The port’s engineers and city staff worked on Angelena II between 2010 and 2014 and relied on a federal grant to help fund the conversion. However, port officials announced late last year the amount of money and time spent on converting and maintaining the yacht was not paying off.
Angelena II was stored in the port’s construction and maintenance division as city staff deliberated what to do with the yacht in light of Seroka’s decision.
The port’s Board of Commissioners unanimously voted to discontinue Angelena II’s association with the Los Angeles Harbor Department and determined a public sale of the yacht was in the best interest of the city.
According to port staff, Angelena II would be sold through the city’s salvage process. Clark said “salvage” means the sale of an asset through an auction.
Ken Porter Auctions will formally appraise Angelena II to determine her estimated market value. If Angelena II is sold for less than her value, the Harbor Department could settle for selling to the highest bidder or forgo a sale and pursue other options, Clark told commissioners. One alternative: Push the yacht’s individual parts onto the market.
If a sale is consummated, Ken Porter Auctions will retain 8 percent of the final sale price.
Port staff added more than $4 million was spent on converting the yacht’s original diesel engine to the hybrid-electric engine, including an estimated $3 million in labor expenses and $469,000 on materials and contractual obligations.

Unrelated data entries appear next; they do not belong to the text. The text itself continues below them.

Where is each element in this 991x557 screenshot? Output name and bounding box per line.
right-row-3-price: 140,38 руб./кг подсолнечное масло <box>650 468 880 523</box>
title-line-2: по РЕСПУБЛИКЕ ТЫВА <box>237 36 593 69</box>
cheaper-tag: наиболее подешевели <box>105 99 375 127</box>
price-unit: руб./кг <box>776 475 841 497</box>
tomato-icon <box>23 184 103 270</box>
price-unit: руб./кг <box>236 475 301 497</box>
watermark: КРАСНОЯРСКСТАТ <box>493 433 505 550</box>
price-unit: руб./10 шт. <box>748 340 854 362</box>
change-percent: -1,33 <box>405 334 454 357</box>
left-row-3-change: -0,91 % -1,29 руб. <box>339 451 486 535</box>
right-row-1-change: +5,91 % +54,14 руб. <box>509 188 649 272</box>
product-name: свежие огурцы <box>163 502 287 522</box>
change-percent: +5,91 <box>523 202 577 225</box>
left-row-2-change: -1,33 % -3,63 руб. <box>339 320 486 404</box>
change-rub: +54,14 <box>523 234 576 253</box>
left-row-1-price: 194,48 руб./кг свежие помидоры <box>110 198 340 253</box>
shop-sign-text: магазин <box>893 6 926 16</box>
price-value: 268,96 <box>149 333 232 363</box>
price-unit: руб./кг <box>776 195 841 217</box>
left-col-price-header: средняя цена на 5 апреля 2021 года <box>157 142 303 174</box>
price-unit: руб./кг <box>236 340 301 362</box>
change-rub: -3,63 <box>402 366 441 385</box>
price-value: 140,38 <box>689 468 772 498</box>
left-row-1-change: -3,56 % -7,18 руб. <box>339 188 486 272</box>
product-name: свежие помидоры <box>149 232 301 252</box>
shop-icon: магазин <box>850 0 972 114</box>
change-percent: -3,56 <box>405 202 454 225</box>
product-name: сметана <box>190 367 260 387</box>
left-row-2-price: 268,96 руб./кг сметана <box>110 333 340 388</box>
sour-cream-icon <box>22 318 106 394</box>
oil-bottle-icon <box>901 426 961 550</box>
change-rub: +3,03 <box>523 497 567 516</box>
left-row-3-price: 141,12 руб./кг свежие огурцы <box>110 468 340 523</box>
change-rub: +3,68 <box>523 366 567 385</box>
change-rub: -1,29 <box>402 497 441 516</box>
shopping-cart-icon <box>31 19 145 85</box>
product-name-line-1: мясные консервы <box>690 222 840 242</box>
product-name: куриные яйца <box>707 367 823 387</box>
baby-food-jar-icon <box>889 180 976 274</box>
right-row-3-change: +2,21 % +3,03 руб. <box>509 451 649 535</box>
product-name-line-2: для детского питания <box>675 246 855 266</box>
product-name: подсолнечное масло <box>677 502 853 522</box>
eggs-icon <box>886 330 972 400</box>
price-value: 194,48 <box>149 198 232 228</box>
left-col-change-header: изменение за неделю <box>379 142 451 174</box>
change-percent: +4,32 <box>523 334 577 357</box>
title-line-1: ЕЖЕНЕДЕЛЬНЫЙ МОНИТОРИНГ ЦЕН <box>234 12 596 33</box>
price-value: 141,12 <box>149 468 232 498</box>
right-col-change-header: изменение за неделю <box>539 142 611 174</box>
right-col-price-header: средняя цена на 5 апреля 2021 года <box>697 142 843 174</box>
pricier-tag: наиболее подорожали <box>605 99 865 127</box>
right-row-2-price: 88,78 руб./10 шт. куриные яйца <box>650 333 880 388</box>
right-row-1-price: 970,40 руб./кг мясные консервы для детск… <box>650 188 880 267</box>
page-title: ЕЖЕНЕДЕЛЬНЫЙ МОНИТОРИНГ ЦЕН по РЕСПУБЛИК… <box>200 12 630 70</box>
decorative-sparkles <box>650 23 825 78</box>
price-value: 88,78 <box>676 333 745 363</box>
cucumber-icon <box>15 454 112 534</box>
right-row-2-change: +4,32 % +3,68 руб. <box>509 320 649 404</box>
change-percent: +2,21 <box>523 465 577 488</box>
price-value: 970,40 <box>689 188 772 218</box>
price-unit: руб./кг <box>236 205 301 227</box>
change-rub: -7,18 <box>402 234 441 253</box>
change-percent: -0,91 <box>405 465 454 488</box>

When port officials installed the hybrid engine in Angelena II in 2012, they said she would be the first harbor craft capable of reducing emissions and fuel usage by 95 percent.
Angelena II, which offered harbor tours between 1988 and 2010, was built in 1970 and operated on a pair of 350-horsepower engines. More than 4,000 people boarded Angelena II in 2011 for a harbor tour.
Though Angelena II has been discontinued and approved for sale, the Port of Los Angeles still offers boat tours on other vessels.